Internalisasi adalah penyerapan kembali dunia objektif ke dalam kesadaran subjektif sedemikian rupa sehingga individu dipengaruhi oleh struktur sosial atau dunia sosial. Berbagai macam unsur dari dunia yang telah terobjektifkan tersebut akan ditangkap sebagai gejala realitas di luar kesadarannya, dan sekaligus seba­gai gejala internal bagi kesadaran. Melalui internalisasi ini, manusia menjadi pro­duk masyarakat. Salah satu wujud internalisasi adalah sosialisasi. Bagaimana suatu generasi menyampaikan nilai-nilai dan norma-norma sosial (termasuk bu­daya) yang ada kepada generasi berikutnya. Generasi berikut diajar (lewat berba­gai kesempatan dan cara) untuk hidup sesuai dengan nilai-nilai budaya yang me­warnai struktur masyaraklatnya. Generasi baru dibentuk oleh makna-makna yang telah diobjektivikasikan. Generasi baru mengidentifikasi diri dengan nilai-nilai ter­sebut. Mereka tidak hanya mengenalnya tetapi juga mempraktikkannya dalam se­gala gerak kehidupannya. (Lihat Eriyanto, 2002:15).

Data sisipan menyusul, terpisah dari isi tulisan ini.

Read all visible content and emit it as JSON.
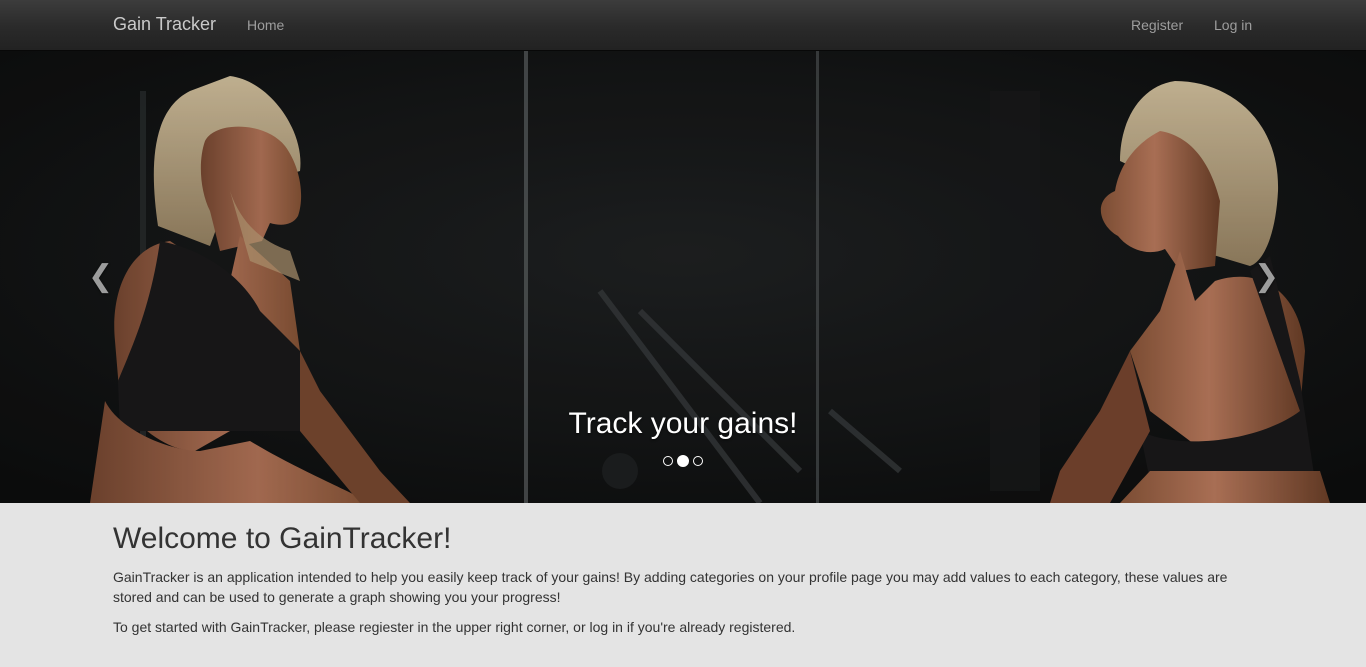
{
  "navbar": {
    "brand": "Gain Tracker",
    "home": "Home",
    "register": "Register",
    "login": "Log in"
  },
  "carousel": {
    "caption": "Track your gains!",
    "prev_icon": "chevron-left-icon",
    "next_icon": "chevron-right-icon",
    "slide_count": 3,
    "active_slide": 2
  },
  "main": {
    "title": "Welcome to GainTracker!",
    "paragraphs": [
      "GainTracker is an application intended to help you easily keep track of your gains! By adding categories on your profile page you may add values to each category, these values are stored and can be used to generate a graph showing you your progress!",
      "To get started with GainTracker, please regiester in the upper right corner, or log in if you're already registered."
    ]
  },
  "colors": {
    "navbar_bg": "#2a2a2a",
    "nav_text": "#9d9d9d",
    "page_bg": "#e4e4e4"
  }
}
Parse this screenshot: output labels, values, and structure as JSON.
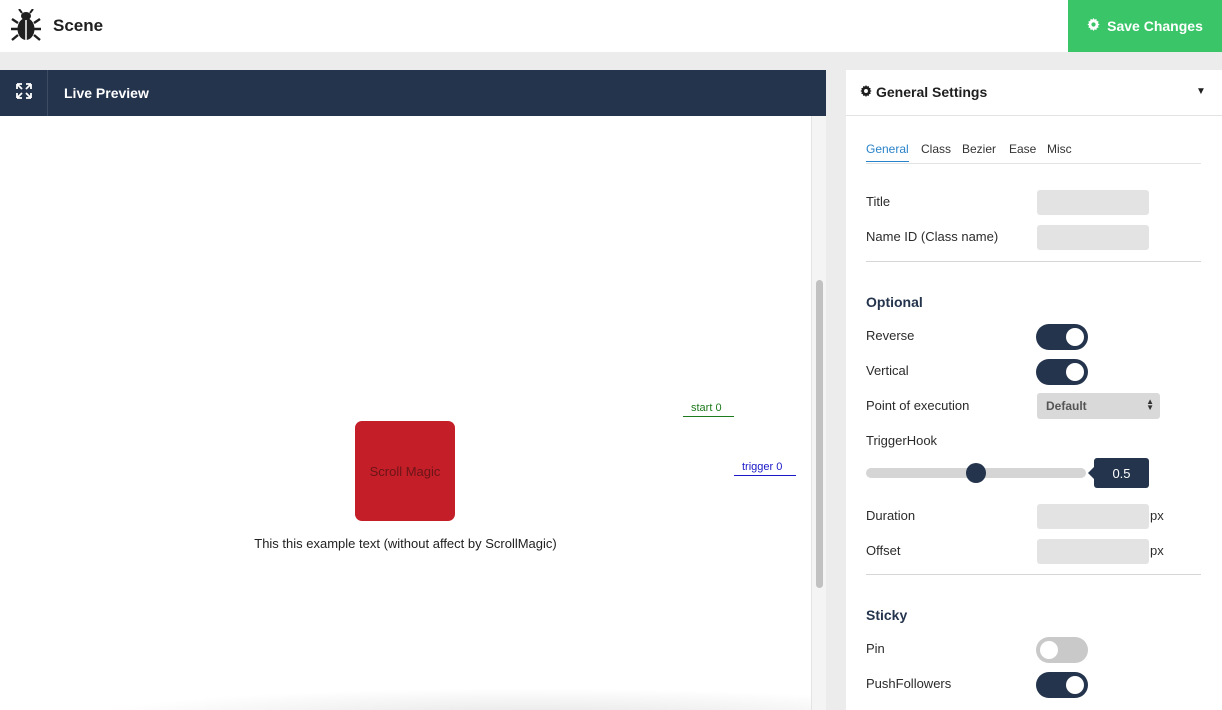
{
  "app": {
    "title": "Scene",
    "icon": "bug-icon",
    "save_label": "Save Changes",
    "save_icon": "gear-icon",
    "colors": {
      "save": "#3ac569",
      "header": "#24344d",
      "active_tab": "#2a83c9",
      "scroll_box": "#c41e28"
    }
  },
  "preview": {
    "expand_icon": "expand-icon",
    "title": "Live Preview",
    "start_marker": "start 0",
    "trigger_marker": "trigger 0",
    "box_label": "Scroll Magic",
    "example_text": "This this example text (without affect by ScrollMagic)"
  },
  "settings": {
    "title": "General Settings",
    "title_icon": "gear-icon",
    "collapse_icon": "caret-down-icon",
    "tabs": [
      "General",
      "Class",
      "Bezier",
      "Ease",
      "Misc"
    ],
    "active_tab": "General",
    "fields": {
      "title_label": "Title",
      "title_value": "",
      "name_id_label": "Name ID (Class name)",
      "name_id_value": ""
    },
    "optional": {
      "heading": "Optional",
      "reverse_label": "Reverse",
      "reverse_on": true,
      "vertical_label": "Vertical",
      "vertical_on": true,
      "point_label": "Point of execution",
      "point_value": "Default",
      "trigger_hook_label": "TriggerHook",
      "trigger_hook_value": "0.5",
      "duration_label": "Duration",
      "duration_value": "",
      "duration_unit": "px",
      "offset_label": "Offset",
      "offset_value": "",
      "offset_unit": "px"
    },
    "sticky": {
      "heading": "Sticky",
      "pin_label": "Pin",
      "pin_on": false,
      "push_followers_label": "PushFollowers",
      "push_followers_on": true
    }
  }
}
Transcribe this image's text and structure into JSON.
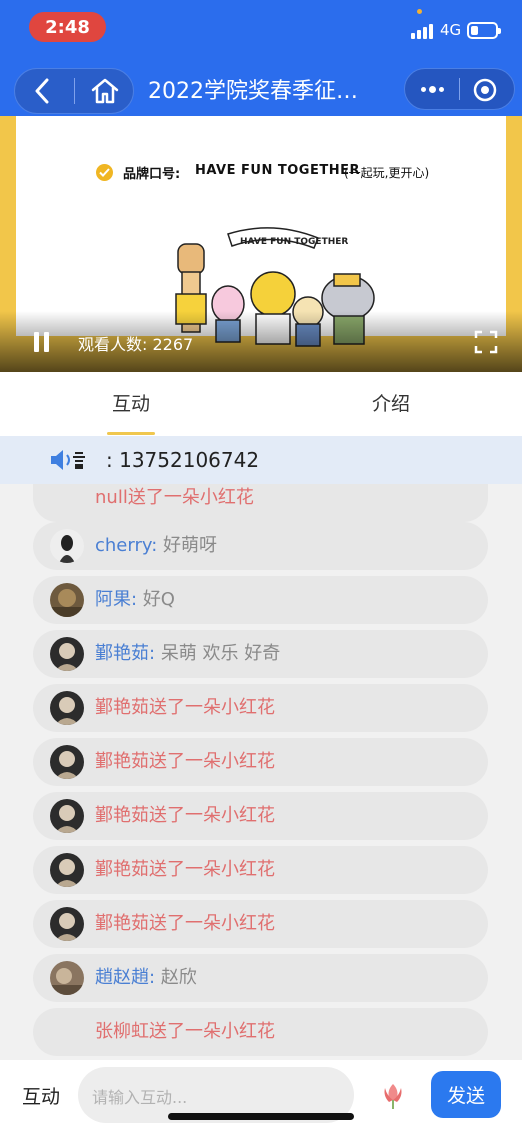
{
  "status_bar": {
    "time": "2:48",
    "network": "4G"
  },
  "nav": {
    "title": "2022学院奖春季征…"
  },
  "video": {
    "slogan_label": "品牌口号:",
    "slogan_text": "HAVE  FUN  TOGETHER",
    "slogan_sub": "(一起玩,更开心)",
    "viewers_label": "观看人数: 2267"
  },
  "tabs": [
    {
      "label": "互动",
      "active": true
    },
    {
      "label": "介绍",
      "active": false
    }
  ],
  "announcement": {
    "text": ": 13752106742"
  },
  "messages": [
    {
      "type": "gift",
      "text": "null送了一朵小红花",
      "avatar": false
    },
    {
      "type": "chat",
      "name": "cherry",
      "colon": ":",
      "content": "好萌呀",
      "avatar": true
    },
    {
      "type": "chat",
      "name": "阿果",
      "colon": ":",
      "content": "好Q",
      "avatar": true
    },
    {
      "type": "chat",
      "name": "鄞艳茹",
      "colon": ":",
      "content": "呆萌 欢乐 好奇",
      "avatar": true
    },
    {
      "type": "gift",
      "text": "鄞艳茹送了一朵小红花",
      "avatar": true
    },
    {
      "type": "gift",
      "text": "鄞艳茹送了一朵小红花",
      "avatar": true
    },
    {
      "type": "gift",
      "text": "鄞艳茹送了一朵小红花",
      "avatar": true
    },
    {
      "type": "gift",
      "text": "鄞艳茹送了一朵小红花",
      "avatar": true
    },
    {
      "type": "gift",
      "text": "鄞艳茹送了一朵小红花",
      "avatar": true
    },
    {
      "type": "chat",
      "name": "趙赵趙",
      "colon": ":",
      "content": "赵欣",
      "avatar": true
    },
    {
      "type": "gift",
      "text": "张柳虹送了一朵小红花",
      "avatar": false
    }
  ],
  "input_bar": {
    "label": "互动",
    "placeholder": "请输入互动...",
    "send_label": "发送"
  },
  "colors": {
    "brand_blue": "#2b6ded",
    "gift_red": "#e06f6f",
    "name_blue": "#4a7fd3",
    "accent_yellow": "#f0c74e"
  }
}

Berger dan Luckmann berpandangan bahwa realitas tidak dibentuk secara ilmu, juga tidak diturunkan oleh Tuhan. Sebaliknya, realitas itu dibentuk dan dikon­struksi manusia. Pemahaman ini menyiratkan bahwa realitas berpotensi berwajah ganda dan plural. Setiap orang bisa mempunyai konstruksi yang berbeda-beda atas suatu realitas. Setiap orang yang mempunyai pengalaman, preferensi, tingkat pendidikan, lingkungan atau pergaulan sosial tertentu akan menafsirkan atau me­maknakan realitas berdasarkan konstruksinya masing-masing. Misalnya, peristiwa demonstrasi mahasiwa yang marak di Indonesia pada tahun 1997 dimaknakan atau ditafsirkan berbeda-beda oleh beberapa kelompok atau kalangan. Kelompok tertentu mengonstruksi demonstrasi mahasiswa sebagai tindakan anarkis, di luar batas, mengganggu ketenteraman masyarakat, dan sebagai alat permainan elit politik tertentu. Tetapi, pada saat yang bersamaan, kelompok lain mengonstruksi demonstrasi mahasiswa sebagai tindakan untuk memperjuangkan nasib rakyat, dan berjuang tanpa pamrih demi kepentingan rakyat. Kedua konstruksi yang ber­beda tersebut dilengkapi dengan legitimasi tertentu, sumber kebenaran tertentu, bahwa yang mereka katakan dan mereka percayai itu adalah benar adanya, dan punya dasar atau bukti yang kuat.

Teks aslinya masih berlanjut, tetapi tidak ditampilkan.